I’m listening to Jeannie Berlin read Pynchon’s Bleeding Edge as I work. I try to imagine her spurned newlywed from The Heartbreak Kid but the weathered voice is basically Cyd Peach from Succession. I like audiobooks but find I retain almost nothing I’ve heard. I’m enjoying listening but after five hours (with about thirteen to go) I can’t tell you what this book is about. I wonder why that is. Not that my memory’s so great from reading but it feels qualitatively different. A completely other experience and activity. More passive maybe?
There’s almost nothing identifiable left of the source sketches in the designs I’m coming up with. Don’t know if that’s good or bad but each new one suggests the next. The possibilities expand. Kandinsky claimed he was painting music but I think he was deluding himself. No painter could do what music does no matter their self-confidence or talent. Visual art is a lesser, more limited form. Best to just accept that and work within the given constraints. Still I’d like this shirt to at least hint at what you might expect if you went to this club.

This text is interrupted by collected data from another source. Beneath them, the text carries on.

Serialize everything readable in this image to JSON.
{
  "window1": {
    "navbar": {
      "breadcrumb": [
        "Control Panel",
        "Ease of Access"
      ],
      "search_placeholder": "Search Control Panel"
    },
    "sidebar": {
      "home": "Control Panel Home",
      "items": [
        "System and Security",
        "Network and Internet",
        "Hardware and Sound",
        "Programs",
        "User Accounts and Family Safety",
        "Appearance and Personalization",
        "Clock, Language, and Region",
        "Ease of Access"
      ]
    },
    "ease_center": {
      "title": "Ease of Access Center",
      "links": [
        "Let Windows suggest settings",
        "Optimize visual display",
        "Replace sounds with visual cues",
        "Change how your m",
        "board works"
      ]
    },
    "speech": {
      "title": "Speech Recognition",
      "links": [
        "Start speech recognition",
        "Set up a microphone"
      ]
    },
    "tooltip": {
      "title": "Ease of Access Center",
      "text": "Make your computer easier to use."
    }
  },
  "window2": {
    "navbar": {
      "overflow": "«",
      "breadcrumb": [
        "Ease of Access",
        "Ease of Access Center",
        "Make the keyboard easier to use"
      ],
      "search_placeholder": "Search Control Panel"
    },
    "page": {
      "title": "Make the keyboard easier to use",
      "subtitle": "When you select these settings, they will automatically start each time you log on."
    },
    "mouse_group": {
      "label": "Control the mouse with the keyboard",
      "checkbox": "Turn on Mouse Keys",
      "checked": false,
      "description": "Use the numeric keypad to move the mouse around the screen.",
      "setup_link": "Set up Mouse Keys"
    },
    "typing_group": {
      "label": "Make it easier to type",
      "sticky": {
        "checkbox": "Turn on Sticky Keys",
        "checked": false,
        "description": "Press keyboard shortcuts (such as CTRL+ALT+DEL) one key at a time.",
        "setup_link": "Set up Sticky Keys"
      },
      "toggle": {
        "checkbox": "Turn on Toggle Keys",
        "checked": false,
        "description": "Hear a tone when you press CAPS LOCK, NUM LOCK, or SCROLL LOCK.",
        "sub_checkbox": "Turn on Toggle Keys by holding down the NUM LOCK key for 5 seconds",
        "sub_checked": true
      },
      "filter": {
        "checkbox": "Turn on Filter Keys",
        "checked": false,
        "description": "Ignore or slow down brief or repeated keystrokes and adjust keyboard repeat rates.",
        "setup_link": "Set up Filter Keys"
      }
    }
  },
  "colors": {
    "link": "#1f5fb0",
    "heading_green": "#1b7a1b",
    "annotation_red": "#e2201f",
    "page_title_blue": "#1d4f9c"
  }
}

On a break I go to the museum and look at the new show of Bridget Riley drawings. She’s spent decades and decades measuring out shapes and arranging them mathematically to cause sometimes unsettling optical effects. There are handwritten notes on the margins of the bands of color and instances of mistakes or questions that undercut the cold perfection of her finished paintings. I never had much of a reaction to those. But these drawings are really engaging because they show the struggle to transcend into a heightened, clean realm, but not quite getting there. I like when you can still tell the things are made by hand. They’re uneven and imperfect in a human way.
Because I was given so little direction or guidance I just keep going. I change this or that setting in the program and each opens a trapdoor I fall through. I never learned to use Photoshop correctly so oftentimes each move I make involves two steps forward four back. But if I knew what I was doing this would be really boring.
The club used to be a storefront theater. I saw a few plays there. It’s down the street from the latenight bar I worked at twenty years ago. Places like this, even in their new guises, echo memories decades back. This is what happens when you stay in a city long enough. Intersections and buildings trip associations every time you pass by. The area where this club sits is fraught with ghosts.
The owner saw my collages at the Rainbo and bought four. That’s what led to this job. It’s nice when things work that way. One thing leading to another. I’ve sent him about ten variations of the design so far and he hasn’t written back. Maybe none of what I’ve made is doing it for him. Who knows? So many unknown variables. I’ve spent days on this and have enjoyed it. I sort of don’t care even if no shirt is printed.
I’m gonna keep going. There’s so much left of the Bleeding Edge for Jeannie to read before I’m through.